Her hands clenched into fists. The throbbing in her upper arm came to the fore again, but this time, there was no uncertainty. There was only one goal. A single desire that shot flame-like through her body and made her grind her teeth.

Revenge.

She had been shamed enough, had taken enough, had seen enough to demand more than she would ever be given elsewhere. There was more she could have than death. More she could choose than her downfall.

She was worth more than that.

People would see it. This siren would understand. The erect hairs on Salia's body, the icy skin contrasting with the fire in her belly – the rage would engulf her and Salia would use it as a weapon. If she wanted revenge, she had to fight. She had to eliminate anyone who stood in her way, no matter if it meant the death of Couvia's entire army. Even if it meant sacrificing her hands, her fingers, her entire body, she would bring about a new age.

The heat inside seethed. This time unrestrained, eager, willing to burn until there was nothing left of her. Even in flames, she would bring salvation to her people. She would protect her kind and let the demons flourish.

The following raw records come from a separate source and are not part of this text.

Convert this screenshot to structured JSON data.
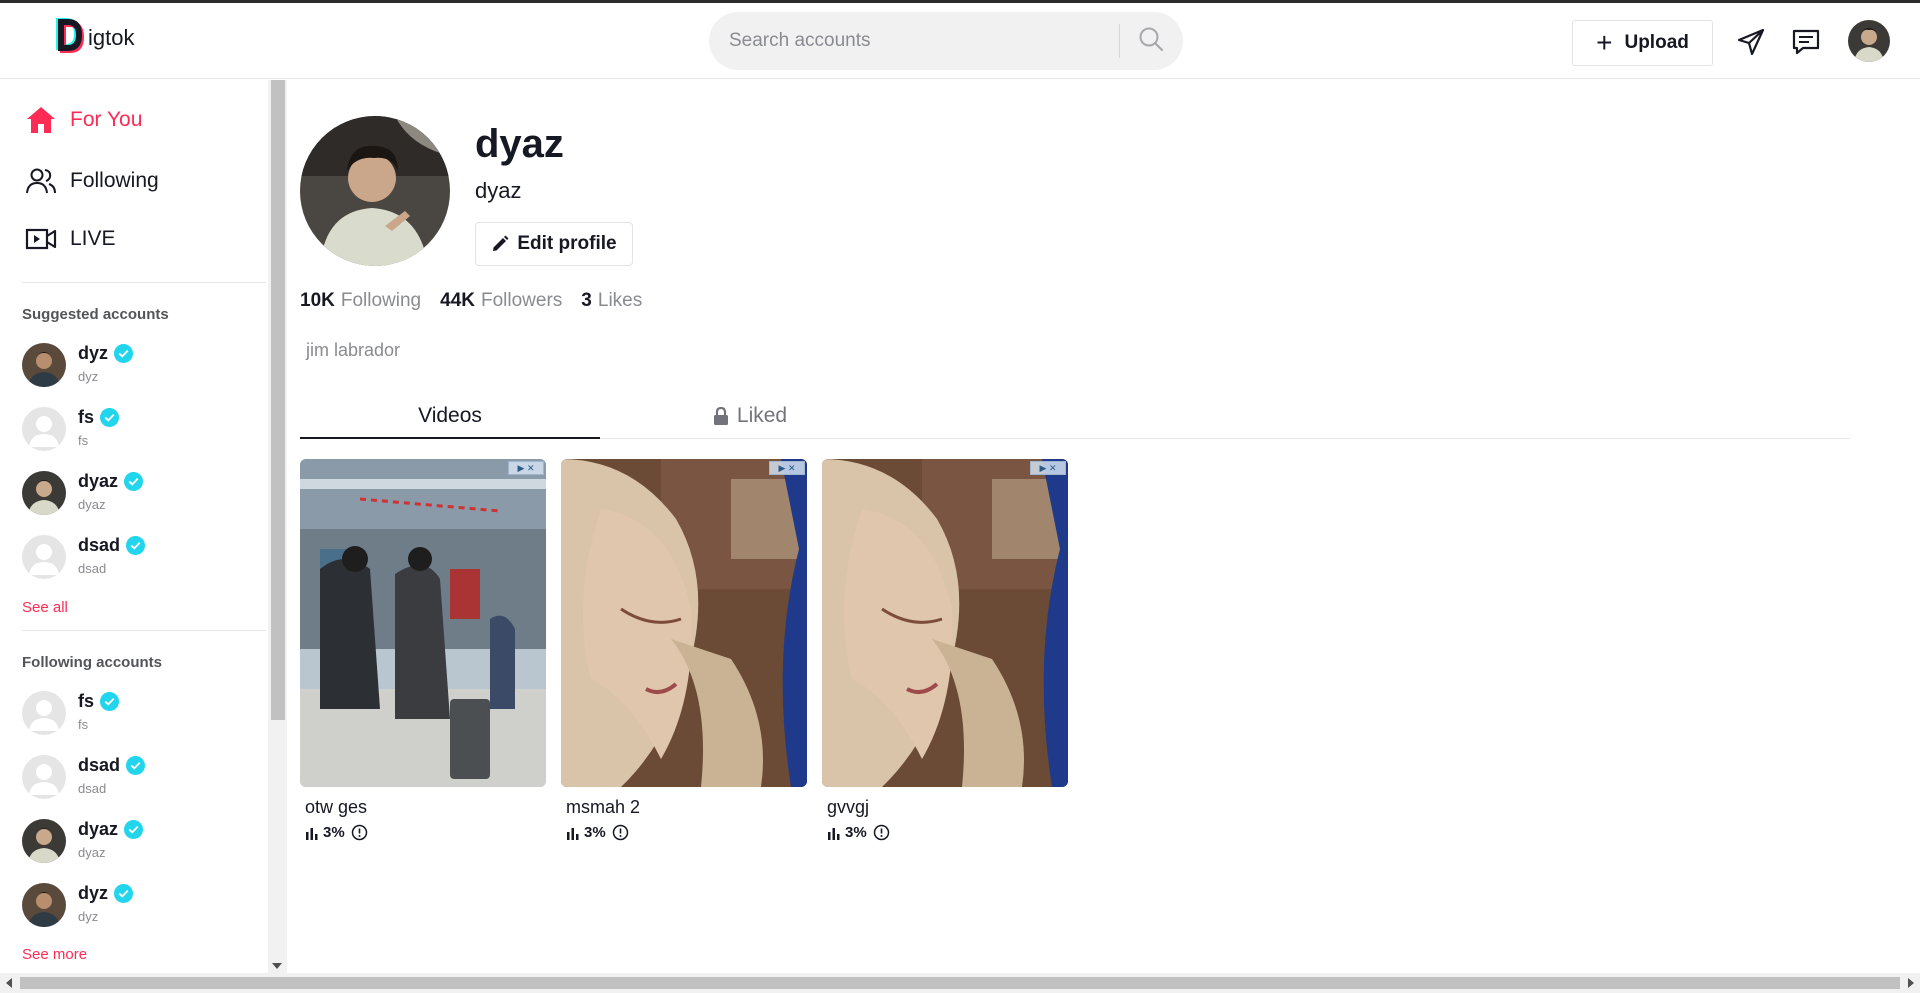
{
  "app": {
    "logo_text": "igtok",
    "colors": {
      "accent": "#fe2c55",
      "verified": "#20d5ec",
      "text": "#161823",
      "muted": "#8a8b91"
    }
  },
  "header": {
    "search": {
      "placeholder": "Search accounts",
      "value": "",
      "icon": "search-icon"
    },
    "upload_label": "Upload",
    "icons": [
      "send-icon",
      "inbox-icon",
      "avatar"
    ]
  },
  "sidebar": {
    "nav": [
      {
        "label": "For You",
        "icon": "home-icon",
        "active": true
      },
      {
        "label": "Following",
        "icon": "users-icon",
        "active": false
      },
      {
        "label": "LIVE",
        "icon": "live-video-icon",
        "active": false
      }
    ],
    "suggested_heading": "Suggested accounts",
    "suggested": [
      {
        "username": "dyz",
        "nickname": "dyz",
        "verified": true,
        "avatar": "photo"
      },
      {
        "username": "fs",
        "nickname": "fs",
        "verified": true,
        "avatar": "default"
      },
      {
        "username": "dyaz",
        "nickname": "dyaz",
        "verified": true,
        "avatar": "photo"
      },
      {
        "username": "dsad",
        "nickname": "dsad",
        "verified": true,
        "avatar": "default"
      }
    ],
    "see_all": "See all",
    "following_heading": "Following accounts",
    "following": [
      {
        "username": "fs",
        "nickname": "fs",
        "verified": true,
        "avatar": "default"
      },
      {
        "username": "dsad",
        "nickname": "dsad",
        "verified": true,
        "avatar": "default"
      },
      {
        "username": "dyaz",
        "nickname": "dyaz",
        "verified": true,
        "avatar": "photo"
      },
      {
        "username": "dyz",
        "nickname": "dyz",
        "verified": true,
        "avatar": "photo"
      }
    ],
    "see_more": "See more"
  },
  "profile": {
    "username": "dyaz",
    "nickname": "dyaz",
    "edit_label": "Edit profile",
    "stats": [
      {
        "value": "10K",
        "label": "Following"
      },
      {
        "value": "44K",
        "label": "Followers"
      },
      {
        "value": "3",
        "label": "Likes"
      }
    ],
    "bio": "jim labrador",
    "tabs": [
      {
        "label": "Videos",
        "active": true,
        "icon": ""
      },
      {
        "label": "Liked",
        "active": false,
        "icon": "lock-icon"
      }
    ]
  },
  "videos": [
    {
      "title": "otw ges",
      "views": "3%"
    },
    {
      "title": "msmah 2",
      "views": "3%"
    },
    {
      "title": "gvvgj",
      "views": "3%"
    }
  ]
}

“Then show me!” The siren's movements had stopped. Its claw still carried a thin thread of blood as it pointed to some debris Salia hadn't noticed before. The sand had been too dense and her attention too spellbound.

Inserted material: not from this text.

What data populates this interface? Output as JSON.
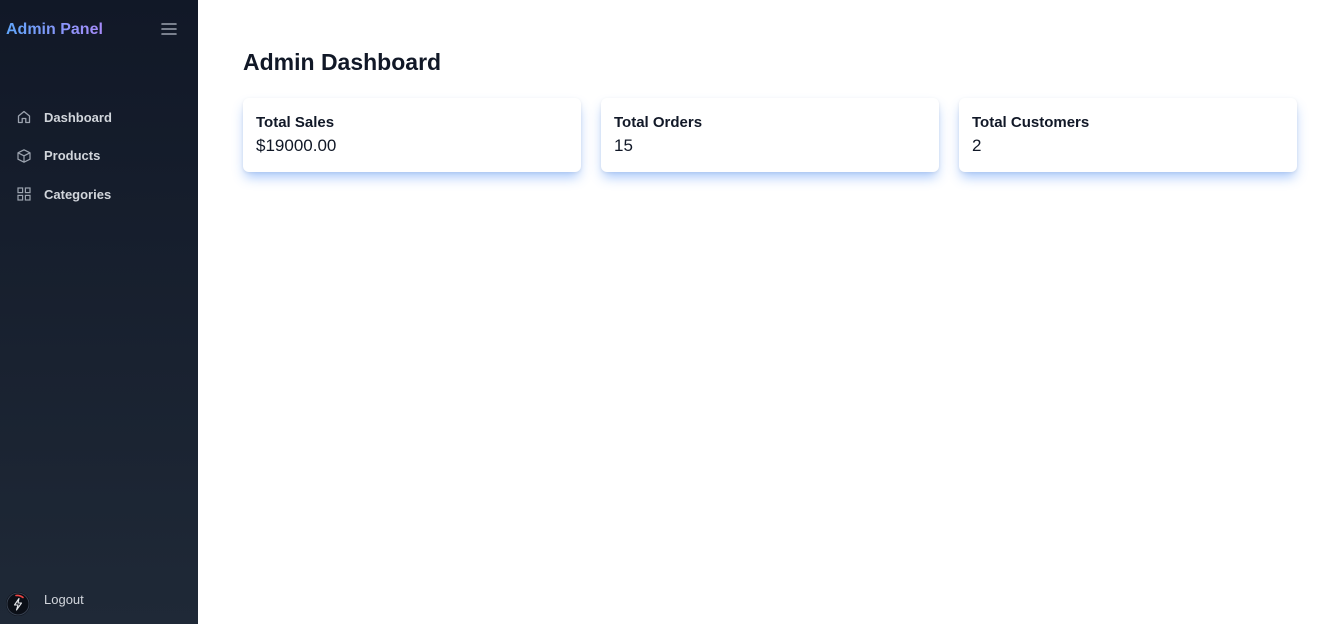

But the calm that now lurked in her mind as her fingers twitched, ready to rip the linen from this beast's body, made her glance at the spot shown.

A place where a spear stuck deep in the stone of forgotten ruins.

Splendour, beside which rested a protective shield.

The legendary spear.

The fairy tale that people preached.

She could become a heroine.

The saviour of her people and the monster of a new story.

And all at once, Salia felt the first smile in months on her lips.